You have broken God’s Law. Nothing can change that. You deserve death and Hell. BUT, there’s good news. Jesus Christ was the Word, as God, and existed from the beginning, before anything was ever created (Joh. 1:1). He was born in the womb of Mary, who was a virgin, conceived by the Holy Spirit. He lived a sinless life. He never broke God’s Law, and as God’s only begotten Son, He never sinned, not even once. After doing many miracles and preaching His Gospel, He was crucified on the Cross. Though we have sinned, and we deserve God’s wrath, Jesus Christ took that wrath upon Himself in our place. The Bible says that without the shedding of innocent blood in a way ordained by God, there can be no forgiveness of sin. Jesus Christ shed His blood for His people, to cleanse them from their sins. We broke God’s Law, and Jesus paid the fine with His blood. Then after being dead for 3 days, and 3 nights, He rose again bodily from the dead. He appeared to His Apostles, to others, and to over 500 chosen witnesses. These went forth, preaching the Gospel in His name.
Now, dear soul, you know what the Lord can do. You know He died to set you free from your sin and bondage. I tell you by the command of God, REPENT and BELIEVE the Gospel. Turn from your life of sin, and turn to the Lord Jesus Christ in faith, trusting Him to redeem you, save you, cleanse you, and make you a new creation by His Spirit. The same Spirit that rose Him from the dead is the same Spirit that can raise you up from the deadness of sin to the newness of life! But you must surrender. Come to Him! Don’t wait! I’m a living testimony to His power! If He can save me He can save anyone, including you!
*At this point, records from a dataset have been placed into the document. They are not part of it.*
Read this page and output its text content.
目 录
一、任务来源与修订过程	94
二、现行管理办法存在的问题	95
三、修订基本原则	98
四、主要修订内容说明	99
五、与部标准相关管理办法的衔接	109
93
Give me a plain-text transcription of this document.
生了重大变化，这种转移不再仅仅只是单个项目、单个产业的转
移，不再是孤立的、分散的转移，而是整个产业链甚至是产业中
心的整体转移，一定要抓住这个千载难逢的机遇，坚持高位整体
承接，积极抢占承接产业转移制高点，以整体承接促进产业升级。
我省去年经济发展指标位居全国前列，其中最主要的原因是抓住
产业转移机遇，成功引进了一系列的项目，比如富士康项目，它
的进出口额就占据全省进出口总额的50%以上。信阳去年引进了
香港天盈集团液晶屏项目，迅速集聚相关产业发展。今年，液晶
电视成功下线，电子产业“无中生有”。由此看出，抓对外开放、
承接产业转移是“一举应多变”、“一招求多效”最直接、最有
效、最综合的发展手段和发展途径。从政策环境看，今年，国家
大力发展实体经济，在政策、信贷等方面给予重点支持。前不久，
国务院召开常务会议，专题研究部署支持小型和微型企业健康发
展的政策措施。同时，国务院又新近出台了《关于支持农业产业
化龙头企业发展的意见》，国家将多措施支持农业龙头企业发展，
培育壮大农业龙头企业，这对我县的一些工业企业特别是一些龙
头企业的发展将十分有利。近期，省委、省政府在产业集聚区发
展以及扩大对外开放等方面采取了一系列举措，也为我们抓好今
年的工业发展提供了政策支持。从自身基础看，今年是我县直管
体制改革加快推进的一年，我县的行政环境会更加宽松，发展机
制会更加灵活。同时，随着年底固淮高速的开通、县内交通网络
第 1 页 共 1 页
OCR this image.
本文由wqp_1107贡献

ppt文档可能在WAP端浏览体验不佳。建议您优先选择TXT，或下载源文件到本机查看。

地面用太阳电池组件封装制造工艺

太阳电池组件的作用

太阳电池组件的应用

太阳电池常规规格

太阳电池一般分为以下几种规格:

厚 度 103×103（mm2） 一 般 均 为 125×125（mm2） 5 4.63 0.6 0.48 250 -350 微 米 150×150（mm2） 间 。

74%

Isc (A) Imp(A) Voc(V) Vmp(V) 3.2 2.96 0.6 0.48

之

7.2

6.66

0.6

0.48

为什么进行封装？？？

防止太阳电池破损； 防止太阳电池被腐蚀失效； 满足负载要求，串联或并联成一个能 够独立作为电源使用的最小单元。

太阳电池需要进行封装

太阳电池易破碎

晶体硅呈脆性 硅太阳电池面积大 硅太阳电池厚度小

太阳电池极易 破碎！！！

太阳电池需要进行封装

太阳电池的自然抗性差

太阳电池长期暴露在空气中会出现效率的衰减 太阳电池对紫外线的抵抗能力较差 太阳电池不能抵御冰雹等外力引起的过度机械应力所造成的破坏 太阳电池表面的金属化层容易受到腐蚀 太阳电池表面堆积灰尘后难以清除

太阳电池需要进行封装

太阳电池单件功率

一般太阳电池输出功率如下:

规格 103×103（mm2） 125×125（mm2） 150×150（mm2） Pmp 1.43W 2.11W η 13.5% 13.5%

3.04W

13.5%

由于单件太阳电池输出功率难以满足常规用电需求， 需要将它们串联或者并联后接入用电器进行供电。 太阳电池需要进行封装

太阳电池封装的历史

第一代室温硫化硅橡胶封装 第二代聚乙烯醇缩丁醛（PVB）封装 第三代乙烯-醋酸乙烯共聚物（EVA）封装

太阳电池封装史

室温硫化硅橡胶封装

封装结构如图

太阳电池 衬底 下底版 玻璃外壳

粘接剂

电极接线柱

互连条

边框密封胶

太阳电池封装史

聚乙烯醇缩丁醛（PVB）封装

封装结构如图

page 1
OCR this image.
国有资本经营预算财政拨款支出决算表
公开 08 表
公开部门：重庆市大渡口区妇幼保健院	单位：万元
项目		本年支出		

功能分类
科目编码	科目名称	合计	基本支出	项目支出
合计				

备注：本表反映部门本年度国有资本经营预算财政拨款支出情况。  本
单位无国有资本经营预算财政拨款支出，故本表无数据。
Jesus said, “You must be born again” (Joh. 3:7). He said that if you are not born again, you will never see the Kingdom of God, which means you’ll never go to Heaven either. I can testify that I’ve been born again by the power of God, not because I was righteous or holy, no, no! But because God is full of love and compassion for His afflicted and elect sheep and saves them by GRACE alone according to the good pleasure of His will. “For it is by grace you have been saved, through faith-and this not from yourselves, it is the gift of God- not by works, so that no one can boast” (Eph 2:8-9). Have you been born again? Have you become a new creature in Christ? The Bible says: “Therefore, if anyone is in Christ, he is a new creation; the old has gone, the new has come!” (2 Cor. 5:17). You must be born again, by the Spirit of God, by the grace of God, through faith in the Lord Jesus, or you will perish in Hell under the mighty hand of God’s justice!
Don’t wait any longer! Turn and live! Be converted! “Now is the accepted time, today is the day of salvation.” Call out to the name of the Lord! The same God who created everything, the same God who saved me, is the same God who can save you right now if you will call upon His name in faith and forsake all to follow Christ.